In particular, she laments how she felt under a “white-hot glare” and suggests that she and her husband, Barack Obama, were “being portrayed as Black people who didn’t understand the ‘rules’ of the rarefied world we had found ourselves in and were not unequivocally welcomed into.”

One of her most talked-about sections regards hair: “As women of color, the way our hair naturally grows out of our head is beautiful … But if we struggle to make it look like the standard, that means we are spending thousands of hours and lots of money straightening what is naturally curly hair.”

But here’s where the fashion show turns into something else: hours after the book’s release, conservative commentator Megyn Kelly went on the offensive.

She pointed out that Mrs. Obama is essentially saying that society’s standards prevent Black women from “just walking around with their natural hair.” Her retort was frank: “That is bulls**t.”

Kelly rightfully argued that every woman, irrespective of race, contends with hair styling pressure and that Mrs. Obama’s frame of victimhood is way overstated:

“Black women can walk around with whatever hair they want. Only in Michelle Obama’s warped mind do white people not like them unless their hair looks like white hair.”
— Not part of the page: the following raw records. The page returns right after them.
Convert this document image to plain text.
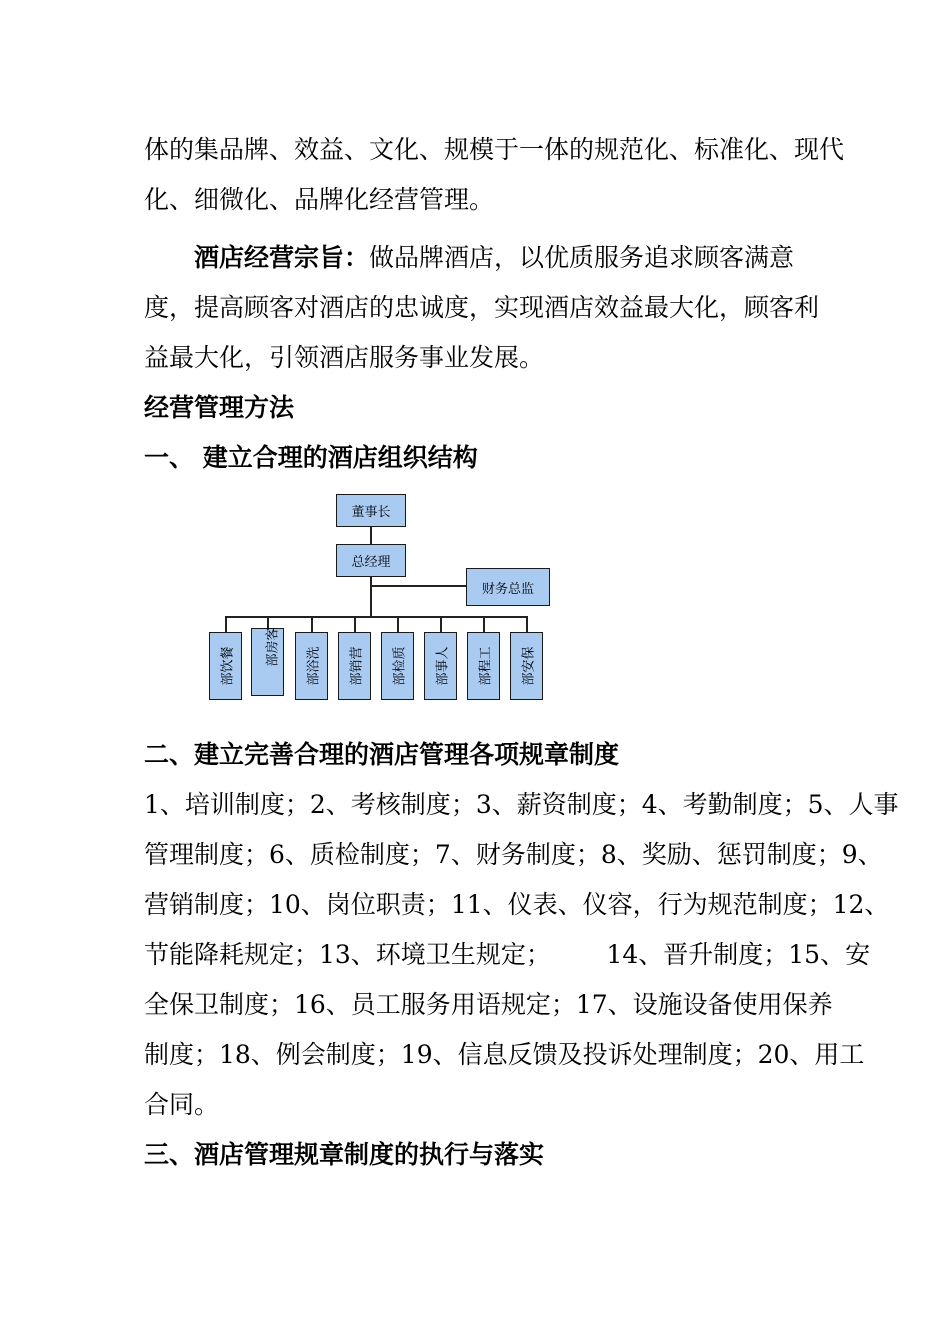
体的集品牌、效益、文化、规模于一体的规范化、标准化、现代
化、细微化、品牌化经营管理。
酒店经营宗旨：做品牌酒店，以优质服务追求顾客满意
度，提高顾客对酒店的忠诚度，实现酒店效益最大化，顾客利
益最大化，引领酒店服务事业发展。
经营管理方法
一、 建立合理的酒店组织结构
董事长
总经理
财务总监
部饮餐	部房客	部浴洗	部销营	部检质	部事人	部程工	部安保
二、建立完善合理的酒店管理各项规章制度
1、培训制度；2、考核制度；3、薪资制度；4、考勤制度；5、人事
管理制度；6、质检制度；7、财务制度；8、奖励、惩罚制度；9、
营销制度；10、岗位职责；11、仪表、仪容，行为规范制度；12、
节能降耗规定；13、环境卫生规定；       14、晋升制度；15、安
全保卫制度；16、员工服务用语规定；17、设施设备使用保养
制度；18、例会制度；19、信息反馈及投诉处理制度；20、用工
合同。
三、酒店管理规章制度的执行与落实
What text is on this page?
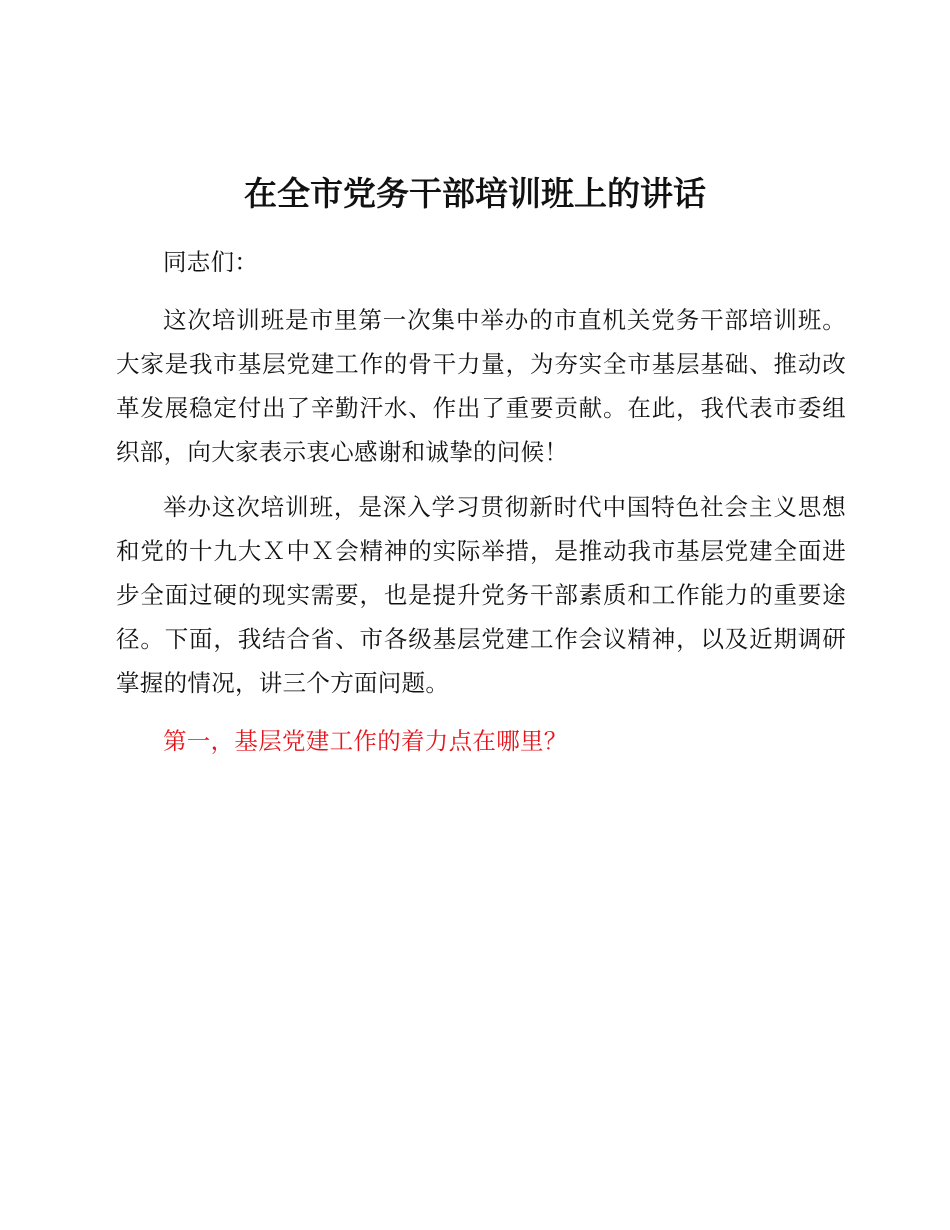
在全市党务干部培训班上的讲话

同志们：

这次培训班是市里第一次集中举办的市直机关党务干部培训班。大家是我市基层党建工作的骨干力量，为夯实全市基层基础、推动改革发展稳定付出了辛勤汗水、作出了重要贡献。在此，我代表市委组织部，向大家表示衷心感谢和诚挚的问候！

举办这次培训班，是深入学习贯彻新时代中国特色社会主义思想和党的十九大Ｘ中Ｘ会精神的实际举措，是推动我市基层党建全面进步全面过硬的现实需要，也是提升党务干部素质和工作能力的重要途径。下面，我结合省、市各级基层党建工作会议精神，以及近期调研掌握的情况，讲三个方面问题。

第一，基层党建工作的着力点在哪里？
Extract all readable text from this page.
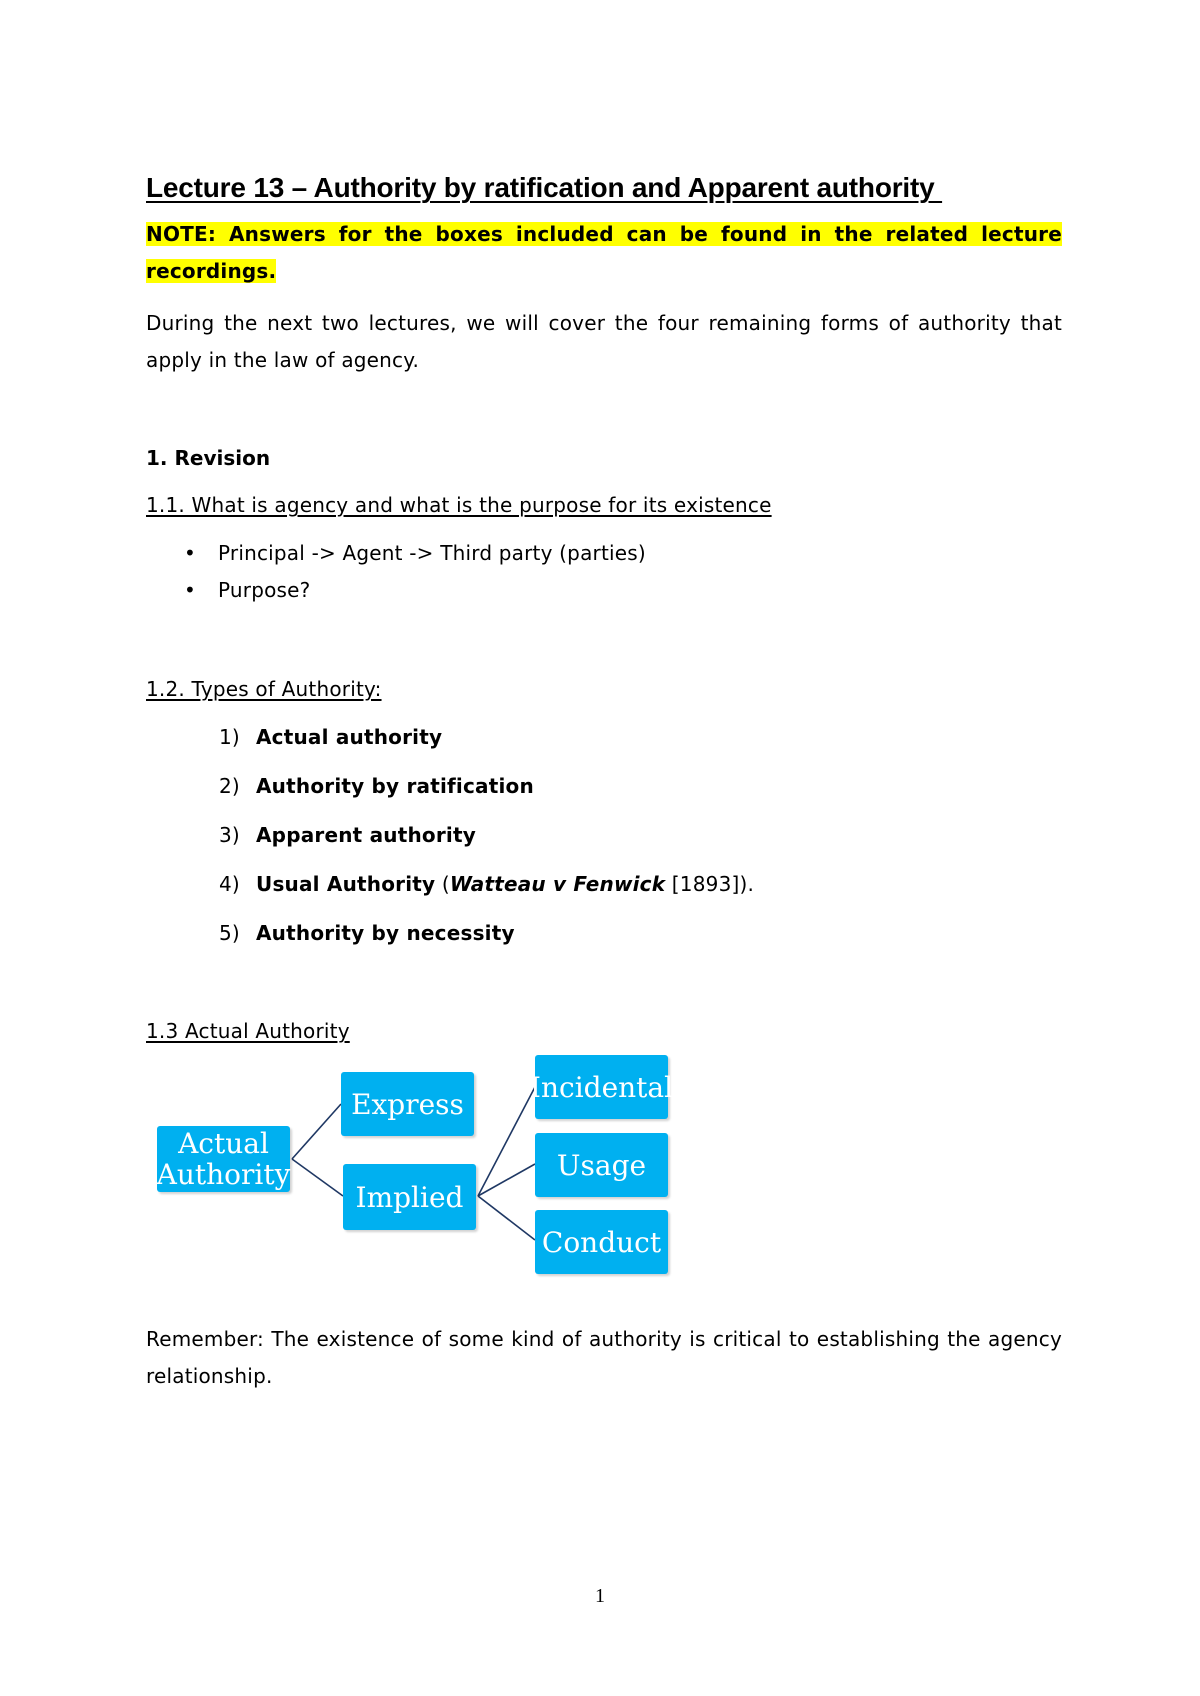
Lecture 13 – Authority by ratification and Apparent authority
NOTE: Answers for the boxes included can be found in the related lecture recordings.
During the next two lectures, we will cover the four remaining forms of authority that apply in the law of agency.
1. Revision
1.1. What is agency and what is the purpose for its existence
• Principal -> Agent -> Third party (parties)
• Purpose?
1.2. Types of Authority:
1) Actual authority
2) Authority by ratification
3) Apparent authority
4) Usual Authority (Watteau v Fenwick [1893]).
5) Authority by necessity
1.3 Actual Authority
Actual Authority
Express
Implied
Incidental
Usage
Conduct
Remember: The existence of some kind of authority is critical to establishing the agency relationship.
1
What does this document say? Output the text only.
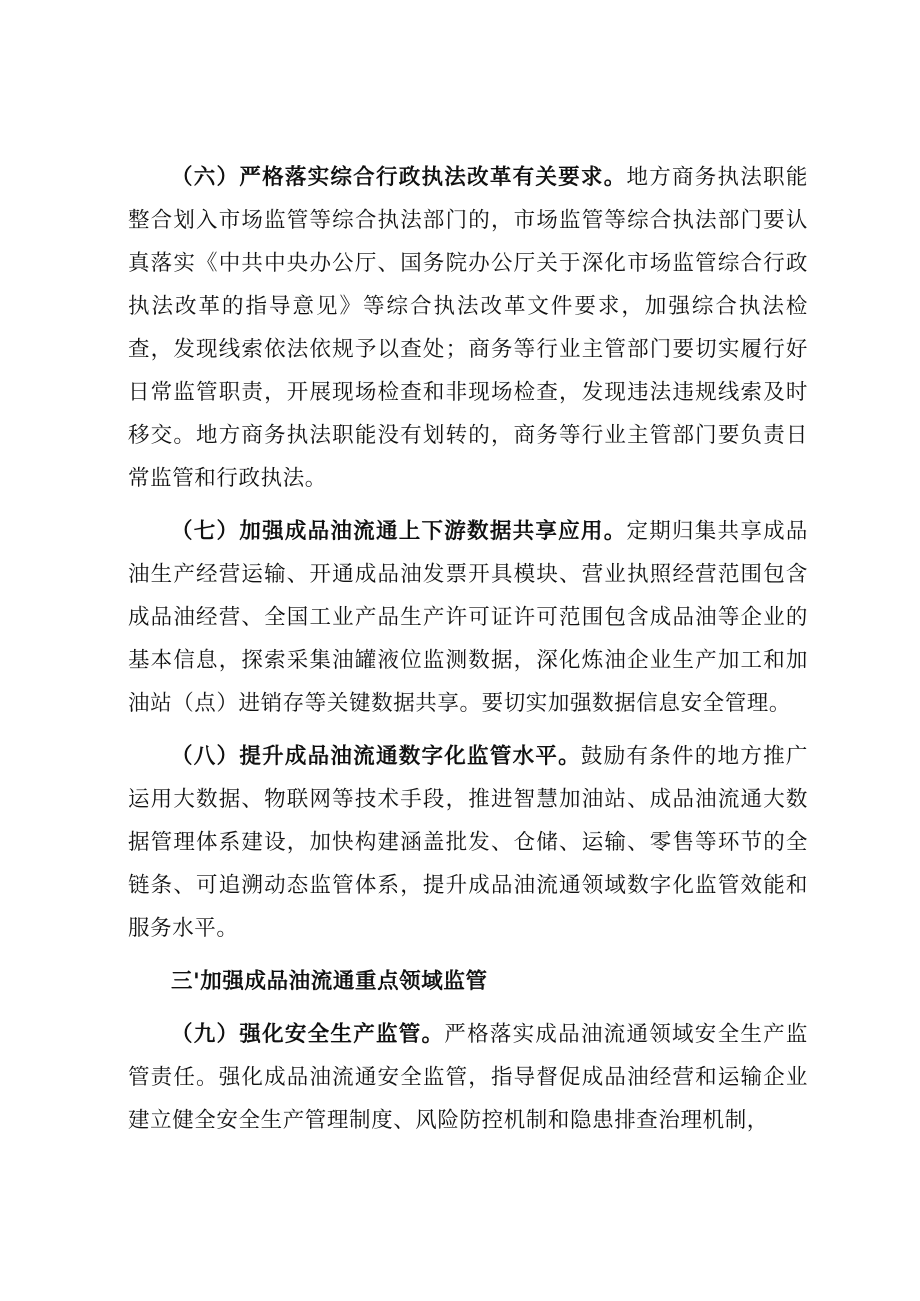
（六）严格落实综合行政执法改革有关要求。地方商务执法职能整合划入市场监管等综合执法部门的，市场监管等综合执法部门要认真落实《中共中央办公厅、国务院办公厅关于深化市场监管综合行政执法改革的指导意见》等综合执法改革文件要求，加强综合执法检查，发现线索依法依规予以查处；商务等行业主管部门要切实履行好日常监管职责，开展现场检查和非现场检查，发现违法违规线索及时移交。地方商务执法职能没有划转的，商务等行业主管部门要负责日常监管和行政执法。

（七）加强成品油流通上下游数据共享应用。定期归集共享成品油生产经营运输、开通成品油发票开具模块、营业执照经营范围包含成品油经营、全国工业产品生产许可证许可范围包含成品油等企业的基本信息，探索采集油罐液位监测数据，深化炼油企业生产加工和加油站（点）进销存等关键数据共享。要切实加强数据信息安全管理。

（八）提升成品油流通数字化监管水平。鼓励有条件的地方推广运用大数据、物联网等技术手段，推进智慧加油站、成品油流通大数据管理体系建设，加快构建涵盖批发、仓储、运输、零售等环节的全链条、可追溯动态监管体系，提升成品油流通领域数字化监管效能和服务水平。

三'加强成品油流通重点领域监管

（九）强化安全生产监管。严格落实成品油流通领域安全生产监管责任。强化成品油流通安全监管，指导督促成品油经营和运输企业建立健全安全生产管理制度、风险防控机制和隐患排查治理机制，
“Virtually every woman I know spends a s**t ton of time on her hair and wants it to look better than God made it. It’s not a black thing. It’s a human thing, and it’s especially a woman thing… But she’s always reducing everything to race.”

The argument holds that many women, regardless of background, feel the pressure to meet aesthetic standards—hair, makeup, clothes, body image—because of pervasive cultural expectations, not solely because of racial bias. Framing this as a uniquely Black burden undermine shared agency and personal choice.

The assertion is that Mrs. Obama’s complaints about “grace” and being under a harsher glare seem disconnected from the tremendous privileges she enjoyed (White House residence, global recognition, media attention). Kelly points out that the Obamas were “on every magazine cover… treated like Camelot reincarnate.”

From this angle, the book seems less about fashion or empowerment and more about reframing life’s story through a lens of grievance.

Mrs. Obama even made sure her fashion choices stemmed from DEI:

“I thought about what I wanted to say with my fashion. I wanted to, you know, talk about inclusion, diversity, opening up opportunities.” She notes:
“The designers that I chose — there were young designers; there were women designers; there were also immigrant American designers… I was able to show the world the outstanding qualities of people who come from different places…”

It comes down to tone and framing. When a former First Lady with global fame writes about “not being ready” to wear braids or natural hair because “the country wasn’t ready,” one has to ask: who isn’t allowed what?

“I wasn’t sure whether the country was ready for it,” she writes of wearing braids as First Lady.

And then claims she and her husband “didn’t get the same fashionable ‘grace’ that other first ladies did.” According to Kelly, this is disingenuous:
“We weren’t as fascinated by her as she thinks we are.”

Mrs. Obama’s The Look could have been a compelling style memoir with cultural commentary—but instead it takes aim, repeatedly, at race and grievance. Meanwhile, the message is: “We were oppressed, so we couldn’t have had fun.” That mismatch of tone undermines what might otherwise have been an empowering project.

If Mrs. Obama aimed to reclaim a narrative, she may have just re-played the same script with new accessories.